International Solar Mission to End Following Stellar Performance
WASHINGTON - The joint NASA and European Space Agency Ulysses mission to study the sun and its influence on surrounding space is likely to cease operations in the next few months. The venerable spacecraft, which has lasted more than 17 years or almost four times its expected mission lifetime, is succumbing to the harsh environment of space.
Ulysses was the first mission to survey the space environment above and below the poles of the sun. The reams of data Ulysses returned have forever changed the way scientists view our star and its effects.
"I remember when we got those first pictures of Ulysses floating out of the space shuttle Discovery's payload bay back in October of 1990 and thinking we had a great five years ahead of us," said Ed Massey, Ulysses project manager at NASA's Jet Propulsion Laboratory, Pasadena, Calif. "I never dared think that we would be receiving invaluable science data on a near continuous basis for more than 17 years. Ulysses has set the bar on solar science data collection quite high."
Science findings and discoveries from the mission were numerous and unprecedented. Examples include taking the first direct measurements of interstellar dust particles and interstellar helium atoms in the solar system and the discovery that the magnetic field leaving the sun is balanced across latitudes.
"The data and science output of this mission truly deserves to be named after the legendary explorer in Greek mythology," said Arik Posner, Ulysses program scientist, NASA Headquarters, Washington. "My compliments go out to the international team of scientists and engineers who built a spaceship and instrument payload that is highly sensitive, yet durable enough that it withstood the most extreme conditions in the solar system, including a polar passage of the giant planet Jupiter."
Since its Jupiter flyby in 1992, Ulysses has been in a six-year orbit around the sun. Its long path through space carries it out to Jupiter's orbit and back. The farther it ventures from the sun, the colder the spacecraft becomes. If it drops to 36 degrees Fahrenheit, the spacecraft's hydrazine fuel will freeze. This has not been a problem in the past because Ulysses carries heaters to maintain a workable onboard temperature.

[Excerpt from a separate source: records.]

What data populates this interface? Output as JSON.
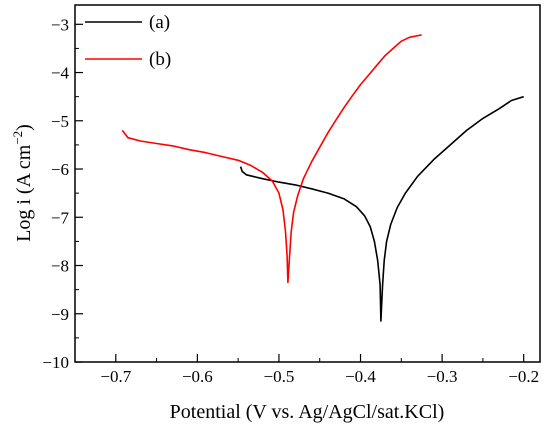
{
  "chart_data": {
    "type": "line",
    "title": "",
    "xlabel": "Potential (V vs. Ag/AgCl/sat.KCl)",
    "ylabel_main": "Log i (A cm",
    "ylabel_sup": "−2",
    "ylabel_close": ")",
    "xlim": [
      -0.75,
      -0.18
    ],
    "ylim": [
      -10,
      -2.6
    ],
    "xticks": [
      -0.7,
      -0.6,
      -0.5,
      -0.4,
      -0.3,
      -0.2
    ],
    "xtick_labels": [
      "−0.7",
      "−0.6",
      "−0.5",
      "−0.4",
      "−0.3",
      "−0.2"
    ],
    "yticks": [
      -10,
      -9,
      -8,
      -7,
      -6,
      -5,
      -4,
      -3
    ],
    "ytick_labels": [
      "−10",
      "−9",
      "−8",
      "−7",
      "−6",
      "−5",
      "−4",
      "−3"
    ],
    "grid": false,
    "legend_position": "top-left",
    "series": [
      {
        "name": "(a)",
        "color": "#000000",
        "points": [
          [
            -0.547,
            -5.95
          ],
          [
            -0.545,
            -6.05
          ],
          [
            -0.54,
            -6.12
          ],
          [
            -0.52,
            -6.2
          ],
          [
            -0.5,
            -6.27
          ],
          [
            -0.48,
            -6.33
          ],
          [
            -0.46,
            -6.41
          ],
          [
            -0.44,
            -6.5
          ],
          [
            -0.42,
            -6.62
          ],
          [
            -0.405,
            -6.78
          ],
          [
            -0.395,
            -6.97
          ],
          [
            -0.388,
            -7.2
          ],
          [
            -0.383,
            -7.5
          ],
          [
            -0.379,
            -7.9
          ],
          [
            -0.376,
            -8.4
          ],
          [
            -0.375,
            -9.15
          ],
          [
            -0.373,
            -8.4
          ],
          [
            -0.371,
            -7.9
          ],
          [
            -0.368,
            -7.5
          ],
          [
            -0.363,
            -7.15
          ],
          [
            -0.355,
            -6.8
          ],
          [
            -0.345,
            -6.5
          ],
          [
            -0.33,
            -6.15
          ],
          [
            -0.31,
            -5.8
          ],
          [
            -0.29,
            -5.5
          ],
          [
            -0.27,
            -5.2
          ],
          [
            -0.25,
            -4.95
          ],
          [
            -0.23,
            -4.75
          ],
          [
            -0.215,
            -4.58
          ],
          [
            -0.2,
            -4.5
          ]
        ]
      },
      {
        "name": "(b)",
        "color": "#ff0000",
        "points": [
          [
            -0.692,
            -5.2
          ],
          [
            -0.685,
            -5.35
          ],
          [
            -0.67,
            -5.42
          ],
          [
            -0.65,
            -5.47
          ],
          [
            -0.63,
            -5.52
          ],
          [
            -0.61,
            -5.6
          ],
          [
            -0.59,
            -5.66
          ],
          [
            -0.57,
            -5.74
          ],
          [
            -0.55,
            -5.82
          ],
          [
            -0.535,
            -5.92
          ],
          [
            -0.52,
            -6.07
          ],
          [
            -0.508,
            -6.25
          ],
          [
            -0.5,
            -6.5
          ],
          [
            -0.495,
            -6.85
          ],
          [
            -0.492,
            -7.3
          ],
          [
            -0.49,
            -7.8
          ],
          [
            -0.489,
            -8.35
          ],
          [
            -0.487,
            -7.8
          ],
          [
            -0.485,
            -7.3
          ],
          [
            -0.482,
            -6.9
          ],
          [
            -0.477,
            -6.55
          ],
          [
            -0.47,
            -6.2
          ],
          [
            -0.46,
            -5.85
          ],
          [
            -0.45,
            -5.55
          ],
          [
            -0.44,
            -5.25
          ],
          [
            -0.43,
            -4.98
          ],
          [
            -0.42,
            -4.72
          ],
          [
            -0.41,
            -4.48
          ],
          [
            -0.4,
            -4.25
          ],
          [
            -0.39,
            -4.05
          ],
          [
            -0.38,
            -3.85
          ],
          [
            -0.37,
            -3.65
          ],
          [
            -0.36,
            -3.5
          ],
          [
            -0.35,
            -3.35
          ],
          [
            -0.34,
            -3.27
          ],
          [
            -0.325,
            -3.22
          ]
        ]
      }
    ]
  }
}
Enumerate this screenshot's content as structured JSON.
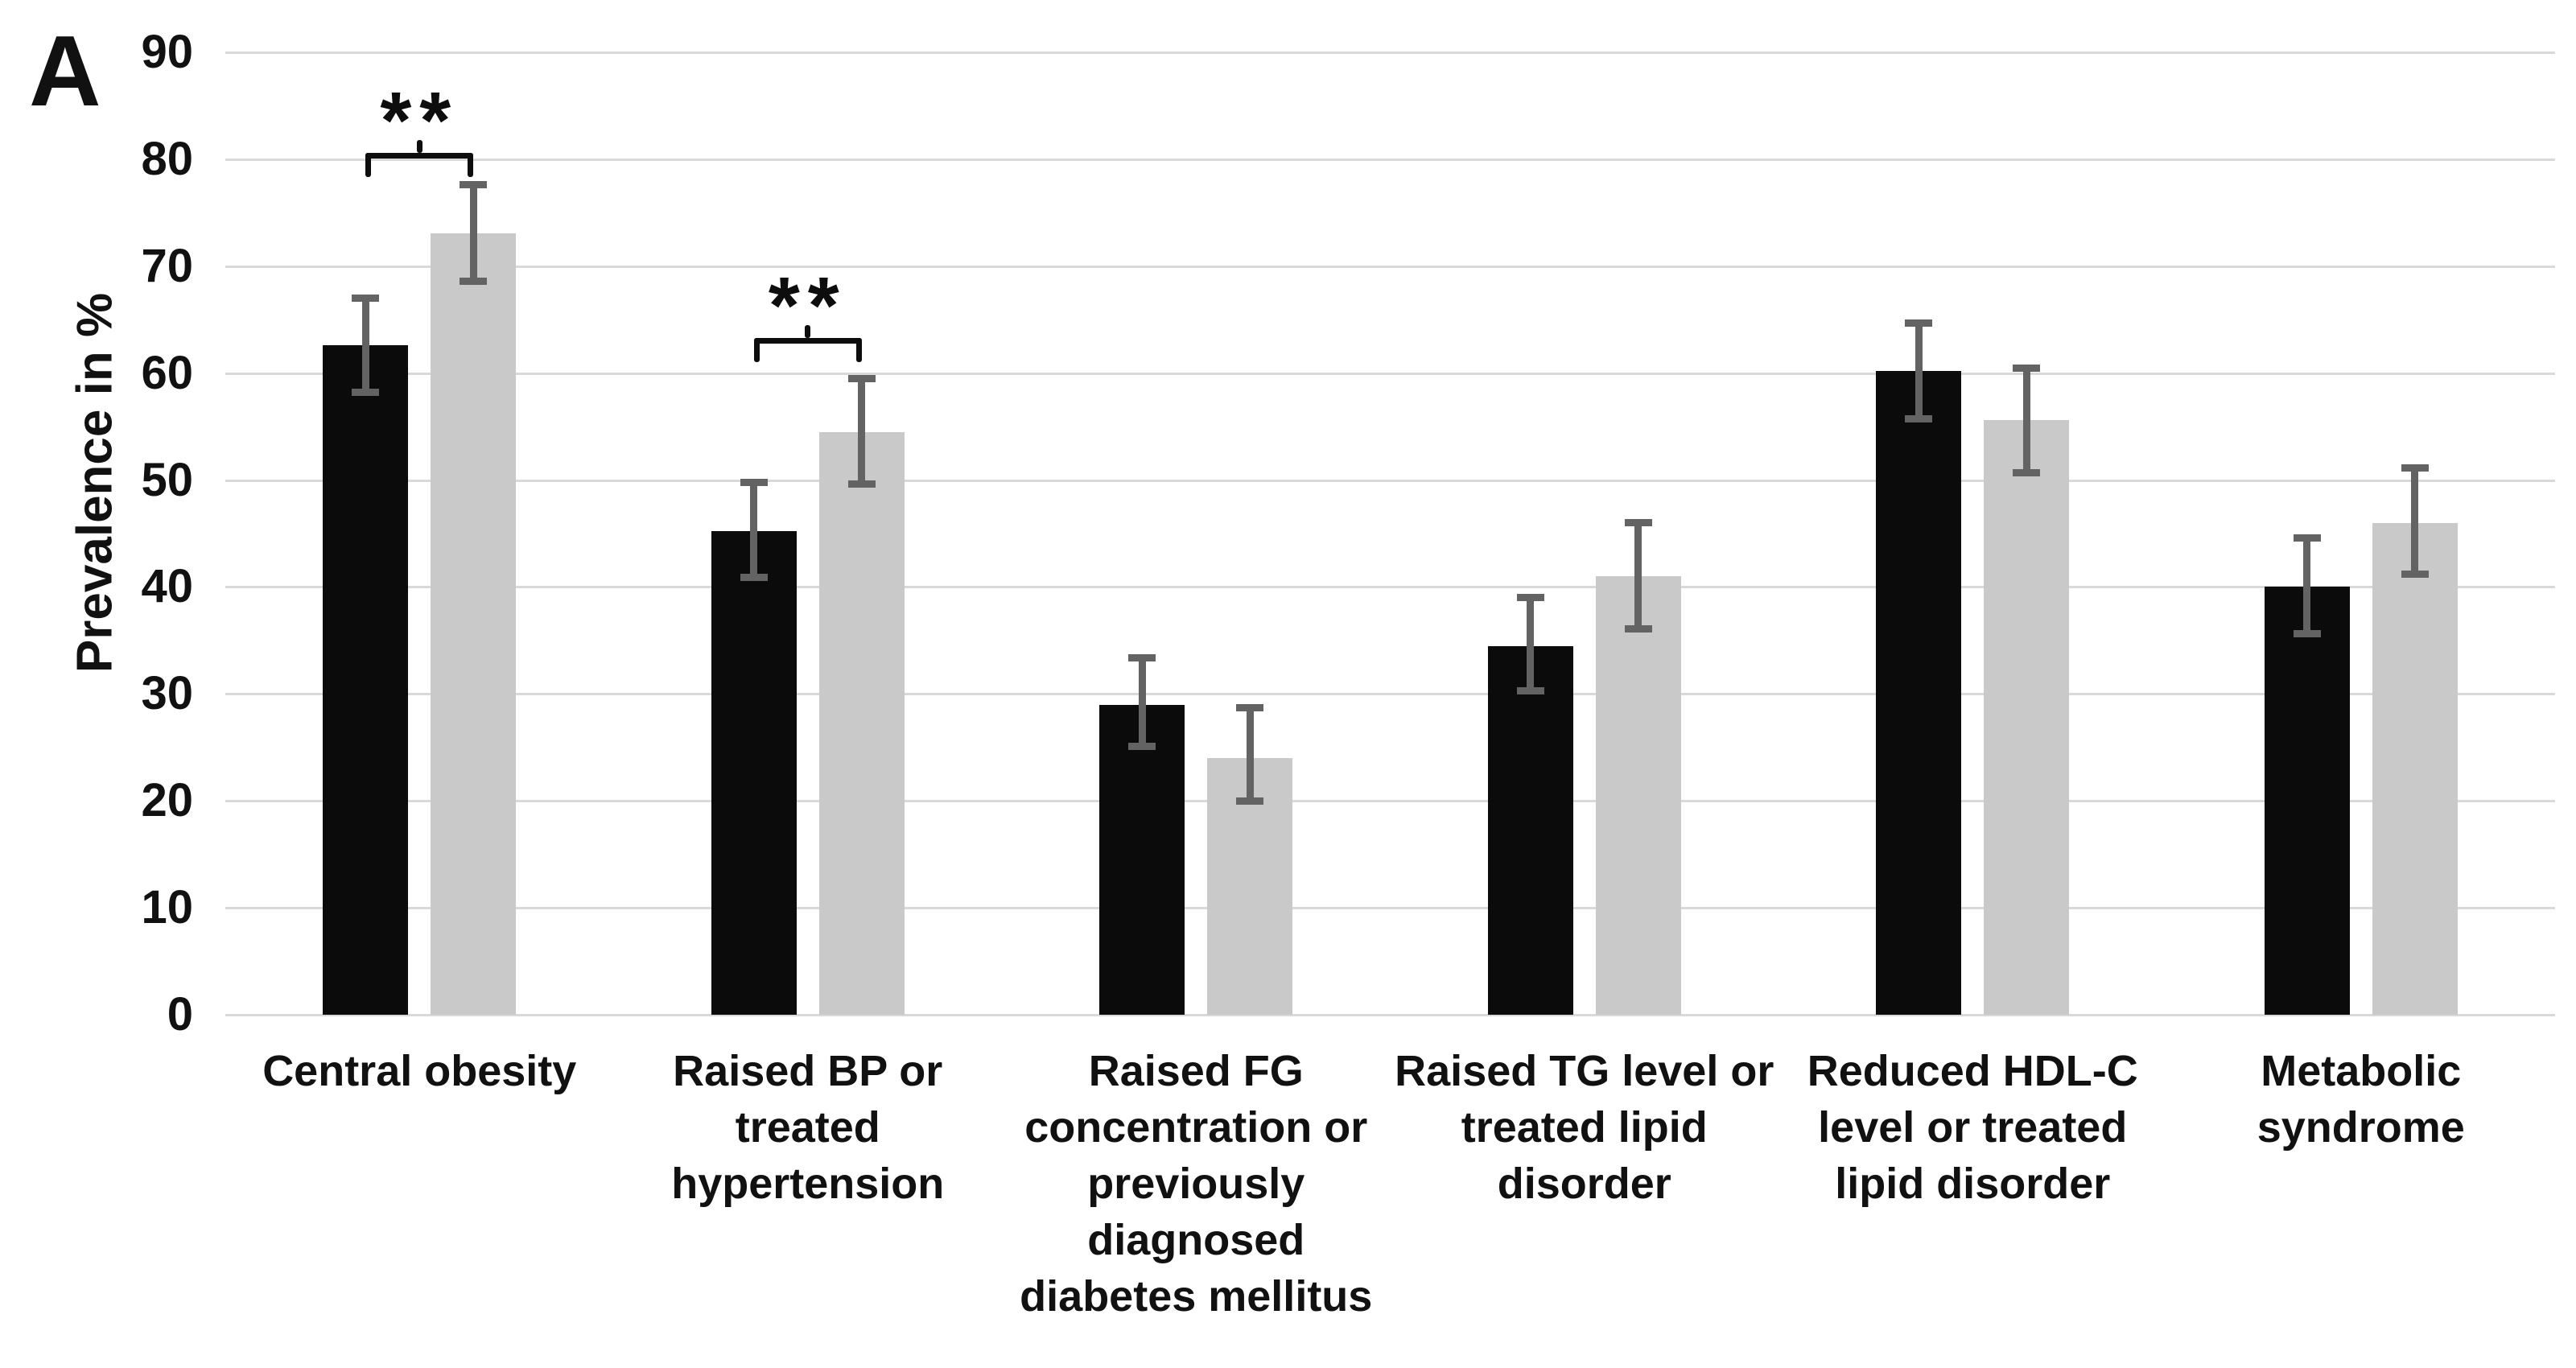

The spacecraft is powered by the decay of a radioactive isotope. Over its 17-plus years, the power has been steadily dropping. The spacecraft no longer can run all of its communications, heating and scientific equipment simultaneously. "We expect certain parts of the spacecraft to reach 36 degrees pretty soon," said Richard Marsden, ESA project scientist and mission manager. This temperature drop will block the fuel pipes, making the spacecraft impossible to maneuver.
The NASA/ESA project team approved a plan to temporarily shut off the main spacecraft's X- band transmitter. This would release 60 watts of power, which could be channeled to the science instruments and the heater. The team planned to turn the transmitter back on when data was to be transmitted back to Earth. This would have made it possible to run Ulysses for up to another two years.
Unfortunately, during the first test of this approach in January, the power supply to the radio transmitter failed to turn back on. Engineers believe the fault can be traced to the transmitter's power supply, meaning that the extra energy they hoped to gain cannot be routed to the heater and science instruments. "The decision to switch the transmitter off was not taken lightly. It was the only way to continue the science mission," Marsden said.
After many attempts, the Ulysses project team now considers it highly unlikely that the X-band transmitter will be recovered. As a result, the spacecraft has lost its ability to send large quantities of scientific data back to Earth and is facing the gradual freezing of its fuel lines. The team plans to continue operating the spacecraft in its reduced capacity, using the alternate S-band transmitter, for as long as they can over the next few weeks.
"We will squeeze the very last drops of science out of it that we can," Marsden said. "Ulysses is a terrific old workhorse. It has produced great science and lasted much longer than we ever thought it would."
The Ulysses spacecraft was built by Dornier Systems of Germany for ESA. NASA provided the launch and the upper stage boosters. The U.S. Department of Energy, Washington, supplied the generator that powers the spacecraft; science instruments were provided by both U.S. and European investigators. The spacecraft is operated from JPL by a joint NASA/ESA team and has employed NASA's Deep Space Network for communications.